— Как же нет?! — Эрдэнэт всплеснул руками. — Знаешь, уважаемый Баурджин, я вот как раз только что подумал об одной девушке из хорошего рода. Так вот, у неё есть старшая сестра…
— Старшая?
— Очень работящая и умница, каких мало! Работа в её руках спорится, не всякий арат угонится. Все делает, все умеет — и на лицо пригожа. Пусть твой человек засылает сватов — не пожалеет!
— Зашлём, а, Гамильдэ? — подначил приятеля Баурджин. — Осенью, глядишь, и на свадьбе твоей погуляем — уж попьём арьки!
— О, арьку она прекрасно готовит! — Эрдэнэт восхищённо поцокал языком. — Одна бортохо с её арькой десятерых с ног свалит.

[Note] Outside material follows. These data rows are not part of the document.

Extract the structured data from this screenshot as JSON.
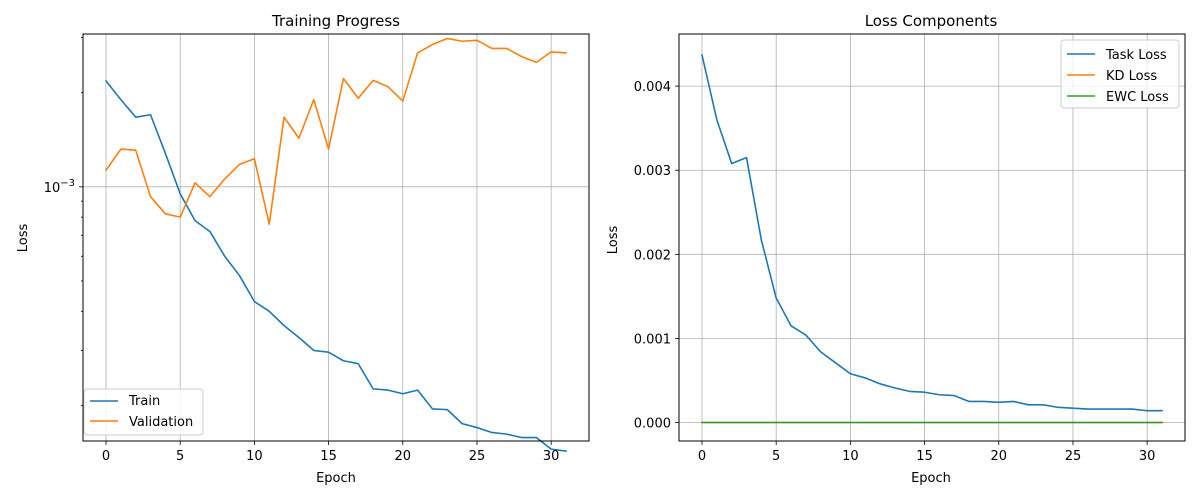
{
  "chart_data": [
    {
      "type": "line",
      "title": "Training Progress",
      "xlabel": "Epoch",
      "ylabel": "Loss",
      "yscale": "log",
      "xlim": [
        -1.55,
        32.55
      ],
      "ylim": [
        0.000154,
        0.00308
      ],
      "grid": true,
      "legend_position": "lower-left",
      "x_ticks": [
        0,
        5,
        10,
        15,
        20,
        25,
        30
      ],
      "x_tick_labels": [
        "0",
        "5",
        "10",
        "15",
        "20",
        "25",
        "30"
      ],
      "y_ticks": [
        0.001
      ],
      "y_tick_base": "10",
      "y_tick_exponent": "−3",
      "x": [
        0,
        1,
        2,
        3,
        4,
        5,
        6,
        7,
        8,
        9,
        10,
        11,
        12,
        13,
        14,
        15,
        16,
        17,
        18,
        19,
        20,
        21,
        22,
        23,
        24,
        25,
        26,
        27,
        28,
        29,
        30,
        31
      ],
      "series": [
        {
          "name": "Train",
          "color": "#1f77b4",
          "values": [
            0.00218,
            0.0019,
            0.00167,
            0.0017,
            0.00128,
            0.00095,
            0.00078,
            0.00072,
            0.0006,
            0.00052,
            0.00043,
            0.0004,
            0.00036,
            0.00033,
            0.0003,
            0.000296,
            0.000278,
            0.000272,
            0.000226,
            0.000224,
            0.000218,
            0.000224,
            0.000195,
            0.000194,
            0.000175,
            0.00017,
            0.000164,
            0.000162,
            0.000158,
            0.000158,
            0.000145,
            0.000143
          ]
        },
        {
          "name": "Validation",
          "color": "#ff7f0e",
          "values": [
            0.00113,
            0.00132,
            0.00131,
            0.00093,
            0.00082,
            0.0008,
            0.00103,
            0.00093,
            0.00106,
            0.00118,
            0.00123,
            0.00076,
            0.00167,
            0.00143,
            0.0019,
            0.00132,
            0.00222,
            0.00192,
            0.00219,
            0.00209,
            0.00188,
            0.00268,
            0.00285,
            0.00298,
            0.00292,
            0.00294,
            0.00277,
            0.00277,
            0.00261,
            0.0025,
            0.0027,
            0.00268
          ]
        }
      ]
    },
    {
      "type": "line",
      "title": "Loss Components",
      "xlabel": "Epoch",
      "ylabel": "Loss",
      "xlim": [
        -1.55,
        32.55
      ],
      "ylim": [
        -0.00022,
        0.00462
      ],
      "grid": true,
      "legend_position": "upper-right",
      "x_ticks": [
        0,
        5,
        10,
        15,
        20,
        25,
        30
      ],
      "x_tick_labels": [
        "0",
        "5",
        "10",
        "15",
        "20",
        "25",
        "30"
      ],
      "y_ticks": [
        0,
        0.001,
        0.002,
        0.003,
        0.004
      ],
      "y_tick_labels": [
        "0.000",
        "0.001",
        "0.002",
        "0.003",
        "0.004"
      ],
      "x": [
        0,
        1,
        2,
        3,
        4,
        5,
        6,
        7,
        8,
        9,
        10,
        11,
        12,
        13,
        14,
        15,
        16,
        17,
        18,
        19,
        20,
        21,
        22,
        23,
        24,
        25,
        26,
        27,
        28,
        29,
        30,
        31
      ],
      "series": [
        {
          "name": "Task Loss",
          "color": "#1f77b4",
          "values": [
            0.00437,
            0.0036,
            0.00308,
            0.00315,
            0.00217,
            0.00148,
            0.00115,
            0.00104,
            0.00084,
            0.00071,
            0.00058,
            0.00053,
            0.00046,
            0.00041,
            0.00037,
            0.00036,
            0.00033,
            0.00032,
            0.00025,
            0.00025,
            0.00024,
            0.00025,
            0.00021,
            0.00021,
            0.00018,
            0.00017,
            0.00016,
            0.00016,
            0.00016,
            0.00016,
            0.00014,
            0.00014
          ]
        },
        {
          "name": "KD Loss",
          "color": "#ff7f0e",
          "values": [
            0,
            0,
            0,
            0,
            0,
            0,
            0,
            0,
            0,
            0,
            0,
            0,
            0,
            0,
            0,
            0,
            0,
            0,
            0,
            0,
            0,
            0,
            0,
            0,
            0,
            0,
            0,
            0,
            0,
            0,
            0,
            0
          ]
        },
        {
          "name": "EWC Loss",
          "color": "#2ca02c",
          "values": [
            0,
            0,
            0,
            0,
            0,
            0,
            0,
            0,
            0,
            0,
            0,
            0,
            0,
            0,
            0,
            0,
            0,
            0,
            0,
            0,
            0,
            0,
            0,
            0,
            0,
            0,
            0,
            0,
            0,
            0,
            0,
            0
          ]
        }
      ]
    }
  ]
}
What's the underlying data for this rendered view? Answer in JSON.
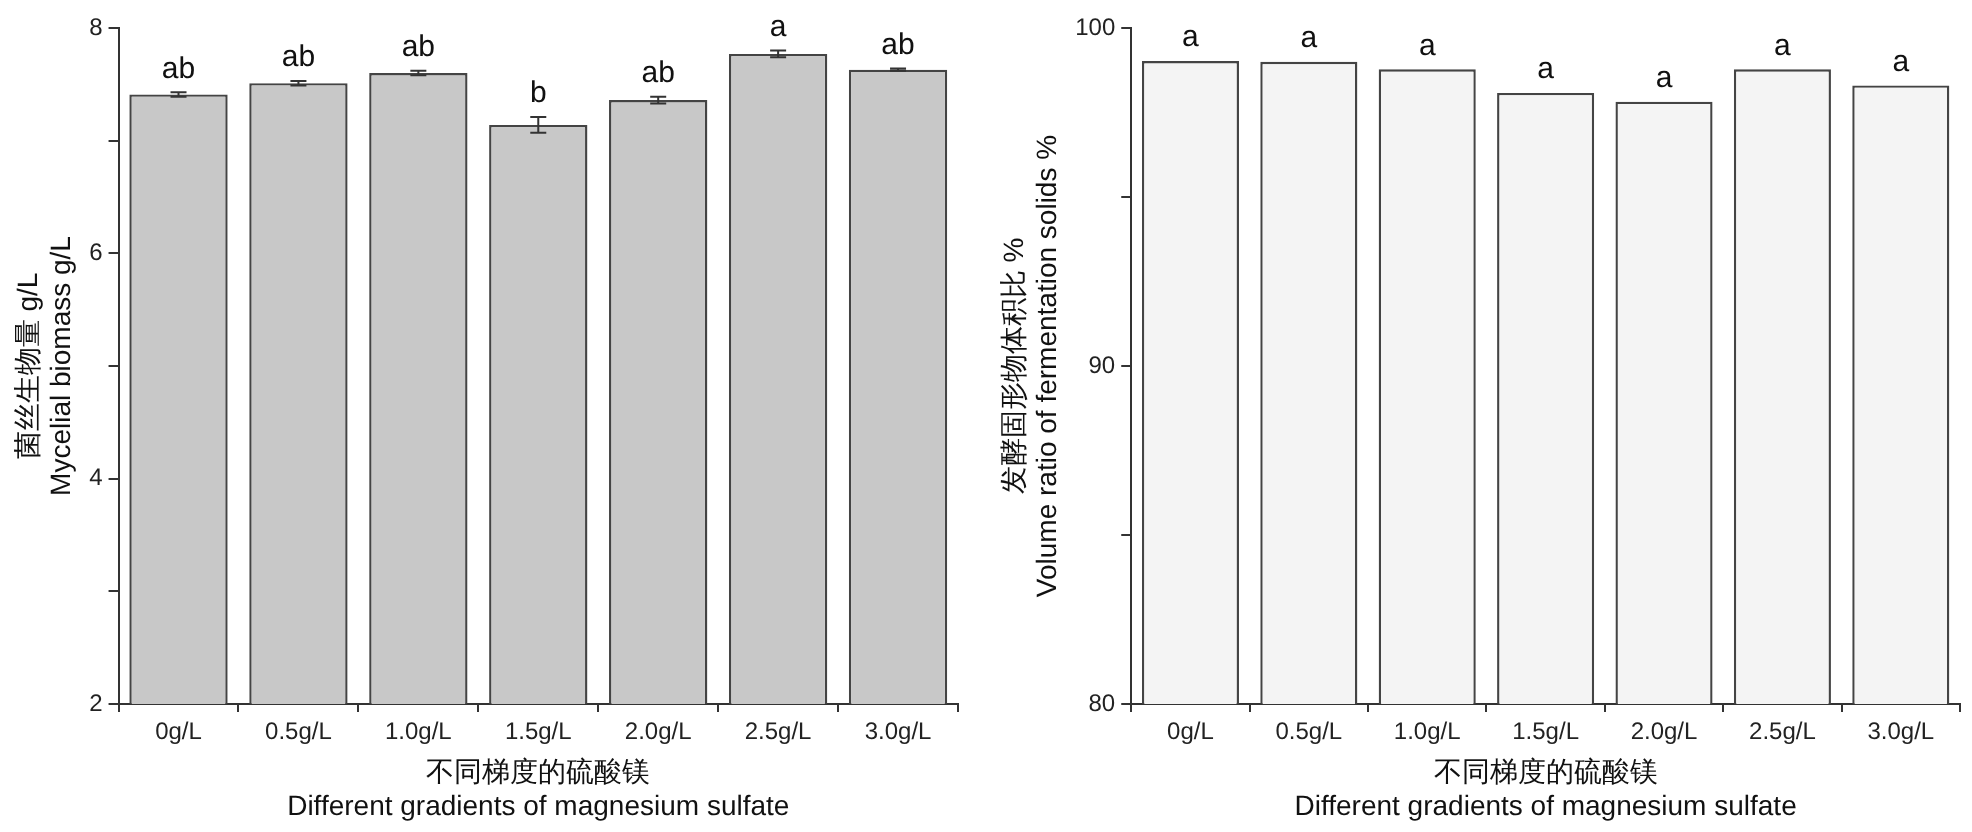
{
  "chart_data": [
    {
      "type": "bar",
      "ylabel": "菌丝生物量 g/L\nMycelial biomass g/L",
      "xlabel": "不同梯度的硫酸镁\nDifferent gradients of magnesium sulfate",
      "categories": [
        "0g/L",
        "0.5g/L",
        "1.0g/L",
        "1.5g/L",
        "2.0g/L",
        "2.5g/L",
        "3.0g/L"
      ],
      "values": [
        7.41,
        7.51,
        7.6,
        7.14,
        7.36,
        7.77,
        7.63
      ],
      "errors": [
        0.02,
        0.02,
        0.02,
        0.07,
        0.03,
        0.03,
        0.01
      ],
      "color": "#c8c8c8",
      "ylim": [
        2,
        8
      ],
      "yticks": [
        2,
        {
          "value": 3,
          "label": null
        },
        4,
        {
          "value": 5,
          "label": null
        },
        6,
        {
          "value": 7,
          "label": null
        },
        8
      ],
      "grid": false,
      "legend": false,
      "annotations": [
        {
          "text": "ab",
          "x": "0g/L",
          "y": 7.43
        },
        {
          "text": "ab",
          "x": "0.5g/L",
          "y": 7.53
        },
        {
          "text": "ab",
          "x": "1.0g/L",
          "y": 7.62
        },
        {
          "text": "b",
          "x": "1.5g/L",
          "y": 7.21
        },
        {
          "text": "ab",
          "x": "2.0g/L",
          "y": 7.39
        },
        {
          "text": "a",
          "x": "2.5g/L",
          "y": 7.8
        },
        {
          "text": "ab",
          "x": "3.0g/L",
          "y": 7.64
        }
      ]
    },
    {
      "type": "bar",
      "ylabel": "发酵固形物体积比 %\nVolume ratio of fermentation solids %",
      "xlabel": "不同梯度的硫酸镁\nDifferent gradients of magnesium sulfate",
      "categories": [
        "0g/L",
        "0.5g/L",
        "1.0g/L",
        "1.5g/L",
        "2.0g/L",
        "2.5g/L",
        "3.0g/L"
      ],
      "values": [
        99.02,
        99.0,
        98.78,
        98.08,
        97.82,
        98.78,
        98.3
      ],
      "color": "#f4f4f4",
      "ylim": [
        80,
        100
      ],
      "yticks": [
        80,
        {
          "value": 85,
          "label": null
        },
        90,
        {
          "value": 95,
          "label": null
        },
        100
      ],
      "grid": false,
      "legend": false,
      "annotations": [
        {
          "text": "a",
          "x": "0g/L",
          "y": 99.02
        },
        {
          "text": "a",
          "x": "0.5g/L",
          "y": 99.0
        },
        {
          "text": "a",
          "x": "1.0g/L",
          "y": 98.78
        },
        {
          "text": "a",
          "x": "1.5g/L",
          "y": 98.08
        },
        {
          "text": "a",
          "x": "2.0g/L",
          "y": 97.82
        },
        {
          "text": "a",
          "x": "2.5g/L",
          "y": 98.78
        },
        {
          "text": "a",
          "x": "3.0g/L",
          "y": 98.3
        }
      ]
    }
  ]
}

— Одна бортохо? Десятерых? — недоверчиво покачал головой Гамильдэ-Ичен.
Посланник тут же поправился:
— Ну, семерых — точно! Верно, Алтансух?
Тот, кого называли Алтансух — ещё совсем молодой воин, — смущённо поёжился, остальные громко захохотали. Видать, привыкли смеяться над молодым парнем.
— Позволь сказать, уважаемый? — почтительно обратился к посланнику Гамильдэ-Ичен.
Тот милостиво кивнул.
— Если та девушка, которую ты нахваливаешь, и вправду такая умница — что же она до сих пор не замужем? И… ещё вопрос — а сколько же ей лет?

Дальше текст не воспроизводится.